As others have said, this all depends on the judge. As an example of what can happen, I'll tell you about a recent case with me.
After initial shuffle in game one, two judges came and asked to do a deck check on both me and my opponent. They took our decks away, while we sat there awkwardly talking. Much later, they came back and said that both of our decks were officially "marked" because our sleeves were worn in a way where we could theoretically tell which card was which.
It took them a long time to do the deck check because a group of four judges were all trying to figure out if we had done so on purpose. To do that, they carefully looked at which cards were worn and if there is a pattern. Turns out, both me and my opponent were just playing with old sleeves. Some of the worn cards were basic lands, some where win conditions, some were just random non-special cards. We were allowed to play out our match, and had to resleeve our decks between matches. No big deal.

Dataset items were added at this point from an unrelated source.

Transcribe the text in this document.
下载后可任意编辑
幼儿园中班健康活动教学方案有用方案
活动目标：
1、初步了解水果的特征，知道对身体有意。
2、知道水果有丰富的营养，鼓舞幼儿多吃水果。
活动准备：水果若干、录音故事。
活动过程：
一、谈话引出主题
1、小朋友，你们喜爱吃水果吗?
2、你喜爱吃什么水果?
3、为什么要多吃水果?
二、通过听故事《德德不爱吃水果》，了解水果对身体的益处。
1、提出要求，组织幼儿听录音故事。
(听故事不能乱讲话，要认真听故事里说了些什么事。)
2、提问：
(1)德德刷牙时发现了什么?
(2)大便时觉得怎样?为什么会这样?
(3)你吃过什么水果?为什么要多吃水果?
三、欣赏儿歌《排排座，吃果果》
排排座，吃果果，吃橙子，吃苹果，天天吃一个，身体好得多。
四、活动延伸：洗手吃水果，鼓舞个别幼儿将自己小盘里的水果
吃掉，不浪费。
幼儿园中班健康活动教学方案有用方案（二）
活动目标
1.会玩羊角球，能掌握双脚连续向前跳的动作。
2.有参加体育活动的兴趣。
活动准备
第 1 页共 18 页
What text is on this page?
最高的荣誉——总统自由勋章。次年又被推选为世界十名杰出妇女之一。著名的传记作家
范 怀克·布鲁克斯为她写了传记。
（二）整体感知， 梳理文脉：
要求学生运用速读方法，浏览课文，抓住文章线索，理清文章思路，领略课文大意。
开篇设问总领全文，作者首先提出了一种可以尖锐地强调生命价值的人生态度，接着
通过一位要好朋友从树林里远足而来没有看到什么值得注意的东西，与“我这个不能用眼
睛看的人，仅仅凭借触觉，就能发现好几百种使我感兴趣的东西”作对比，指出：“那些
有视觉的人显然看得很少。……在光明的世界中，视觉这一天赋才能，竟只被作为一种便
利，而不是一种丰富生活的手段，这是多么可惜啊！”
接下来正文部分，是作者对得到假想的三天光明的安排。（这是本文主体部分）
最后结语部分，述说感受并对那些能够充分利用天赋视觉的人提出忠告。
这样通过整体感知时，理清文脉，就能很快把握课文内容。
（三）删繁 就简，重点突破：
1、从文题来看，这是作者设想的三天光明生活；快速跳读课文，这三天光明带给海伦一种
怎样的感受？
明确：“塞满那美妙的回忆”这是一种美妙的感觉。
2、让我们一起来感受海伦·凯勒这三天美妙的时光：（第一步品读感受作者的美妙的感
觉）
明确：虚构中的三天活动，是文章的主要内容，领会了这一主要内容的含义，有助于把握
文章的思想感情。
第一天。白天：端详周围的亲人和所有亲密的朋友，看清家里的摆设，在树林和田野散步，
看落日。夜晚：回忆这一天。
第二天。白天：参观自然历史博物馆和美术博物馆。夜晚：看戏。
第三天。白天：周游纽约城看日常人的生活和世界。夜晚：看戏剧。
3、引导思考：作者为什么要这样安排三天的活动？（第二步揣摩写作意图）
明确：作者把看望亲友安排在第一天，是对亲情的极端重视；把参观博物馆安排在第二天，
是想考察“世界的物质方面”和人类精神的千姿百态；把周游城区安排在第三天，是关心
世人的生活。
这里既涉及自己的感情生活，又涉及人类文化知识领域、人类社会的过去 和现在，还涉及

That example gets to the heart of what the rules really are: the judge has absolute power in determining what is and is not "marked." They have to because if the rules gave a list of the things that were considered cheating, a crafty cheater would just find a new way. But also notice that neither me nor my opponent got in any real trouble. The rules care about intent. If all of your win conditions are upside down, it's unlikely that happened by accident -- you are probably cheating. If one random land is upside down you probably just dropped a card and put it back into your deck wrong. If about 50% are upside down you probably flipped half when shuffling. Only one of those cases is grounds for getting in real trouble.
Since you asked specifically about foils, there have been cases where someone was playing with all-foil lands, and no-foil spells. I don't remember if they got a warning or a game loss, but they were told to swap out the lands with non-foil versions.